The conference, cropped in size and length this year to the fury of the far Left, agreed to national executive proposals for a further conference in November to hammer out permanent changes.

And, in a closely fought debate, delegates also voted to create a new commission for democracy, made up of elected representatives from each of its 14 regions, to examine NATFHE’s structures and financial arrangements.

The current state of the union was described by one NEC member as “like the last days of the Russian empire”, bedevilled by “a huge financial crisis and a giant stumbling bureaucracy, with everybody trying to assassinate the Czar and more than one candidate for the mad monk”.

The reduced scale of the conference, slimmed to fewer than 200 delegates meeting over two days in NATFHE’s London headquarters, had prompted fears among some union staff of a volatile “pressure-cooker” atmosphere.
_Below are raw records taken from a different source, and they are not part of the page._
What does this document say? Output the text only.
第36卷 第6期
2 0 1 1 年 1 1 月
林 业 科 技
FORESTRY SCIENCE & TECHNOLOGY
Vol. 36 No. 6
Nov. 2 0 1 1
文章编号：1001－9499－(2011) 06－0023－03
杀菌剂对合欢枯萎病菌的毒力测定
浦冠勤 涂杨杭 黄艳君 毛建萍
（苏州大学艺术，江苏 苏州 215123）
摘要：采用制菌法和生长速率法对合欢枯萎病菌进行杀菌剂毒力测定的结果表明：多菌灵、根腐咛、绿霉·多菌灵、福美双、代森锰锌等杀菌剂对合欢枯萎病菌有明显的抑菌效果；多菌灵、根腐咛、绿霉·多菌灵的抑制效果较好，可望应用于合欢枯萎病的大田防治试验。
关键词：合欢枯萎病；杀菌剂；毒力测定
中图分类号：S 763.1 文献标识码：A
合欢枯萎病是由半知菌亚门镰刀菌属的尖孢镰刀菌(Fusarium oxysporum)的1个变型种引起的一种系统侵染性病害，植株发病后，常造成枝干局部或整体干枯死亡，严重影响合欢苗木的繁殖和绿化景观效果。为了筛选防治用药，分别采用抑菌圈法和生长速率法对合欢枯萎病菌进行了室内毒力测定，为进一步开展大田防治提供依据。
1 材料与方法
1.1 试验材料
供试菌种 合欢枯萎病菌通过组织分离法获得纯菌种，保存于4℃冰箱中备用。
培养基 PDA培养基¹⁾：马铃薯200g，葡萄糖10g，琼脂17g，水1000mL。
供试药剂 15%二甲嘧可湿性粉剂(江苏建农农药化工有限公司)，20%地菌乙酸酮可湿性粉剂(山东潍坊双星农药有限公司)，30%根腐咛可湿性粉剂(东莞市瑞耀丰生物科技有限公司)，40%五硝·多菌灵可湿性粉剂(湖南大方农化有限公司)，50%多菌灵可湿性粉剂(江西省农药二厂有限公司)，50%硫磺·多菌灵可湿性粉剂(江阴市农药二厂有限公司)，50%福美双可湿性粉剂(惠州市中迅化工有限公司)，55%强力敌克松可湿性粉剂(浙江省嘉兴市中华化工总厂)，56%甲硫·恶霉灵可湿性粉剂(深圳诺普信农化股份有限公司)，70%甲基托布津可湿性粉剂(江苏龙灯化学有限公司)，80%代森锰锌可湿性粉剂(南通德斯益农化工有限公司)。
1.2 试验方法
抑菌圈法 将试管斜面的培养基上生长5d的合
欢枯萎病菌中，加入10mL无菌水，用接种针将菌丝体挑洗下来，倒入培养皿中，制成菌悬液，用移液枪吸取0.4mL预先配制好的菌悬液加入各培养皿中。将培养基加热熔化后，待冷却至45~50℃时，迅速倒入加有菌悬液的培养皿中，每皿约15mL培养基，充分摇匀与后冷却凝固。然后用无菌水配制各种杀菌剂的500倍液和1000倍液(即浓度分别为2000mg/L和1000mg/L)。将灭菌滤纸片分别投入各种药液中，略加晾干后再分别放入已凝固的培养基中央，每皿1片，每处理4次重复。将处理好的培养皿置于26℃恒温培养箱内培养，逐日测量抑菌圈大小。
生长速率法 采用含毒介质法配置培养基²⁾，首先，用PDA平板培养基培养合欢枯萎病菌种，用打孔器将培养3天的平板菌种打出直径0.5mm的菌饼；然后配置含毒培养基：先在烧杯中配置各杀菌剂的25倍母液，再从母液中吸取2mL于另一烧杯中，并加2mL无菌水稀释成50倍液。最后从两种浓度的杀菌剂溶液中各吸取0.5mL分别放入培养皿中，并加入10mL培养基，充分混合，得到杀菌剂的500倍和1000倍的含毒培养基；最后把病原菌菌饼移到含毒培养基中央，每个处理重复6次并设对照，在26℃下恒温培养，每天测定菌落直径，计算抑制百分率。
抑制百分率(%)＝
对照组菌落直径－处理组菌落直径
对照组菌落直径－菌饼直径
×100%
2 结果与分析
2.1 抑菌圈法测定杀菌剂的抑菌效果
In the event, with much of the debate on internal democracy on hold, progress was smoother than expected.

A rumoured attempt by the far Left to censure general secretary John Akker, recently disciplined for holding a meeting with the Labour party, failed to materialise, with delegates fearing it would cause a distraction from pay and redundancy issues.

Meeting in closed session, the FE sector conference moved to reject any shift from national pay bargaining - for the time being.

Suggestions that the union, meeting college employers next week to reconvene stalled pay talks, could move to local negotiations have infuriated many members, though some privately concede that the step could still prove inevitable.

If the June 10 talks win no new deal from the employers, whose initial offer of 2.1 per cent to all non-Silver Book contract holders was rejected by NATFHE, the union has pledged to ballot members for a nationally co-ordinated one-day strike on October 8.

But if the dispute were to escalate, the way has been left open for individual branches to negotiate locally in the event of an employer seeking to settle.

Amid predictions that college redundancies this year will exceed the 1, 500 estimated by NATFHE, an emergency motion reinforced the union’s pledge to consider action “up to and including” an indefinite national strike.

Four colleges proposing exceptionally high redundancies are to be made priority cases by the union. They are Northampton; Mackworth College, Derby; Soundwell College, Bristol and the College of North East London.

Calls from the far Left for a compulsory strike fund levy and for full strike pay for all were rejected, though the union agreed to transfer a further Pounds 250,000 into the fund and launch a national campaign for a voluntary levy.

At present, NATFHE has just Pounds 58,000 in its strike pay fund, reflecting the cash shortages which, together with dissatisfaction with the way the top-heavy union serves its members on the ground, are behind calls for structural reform.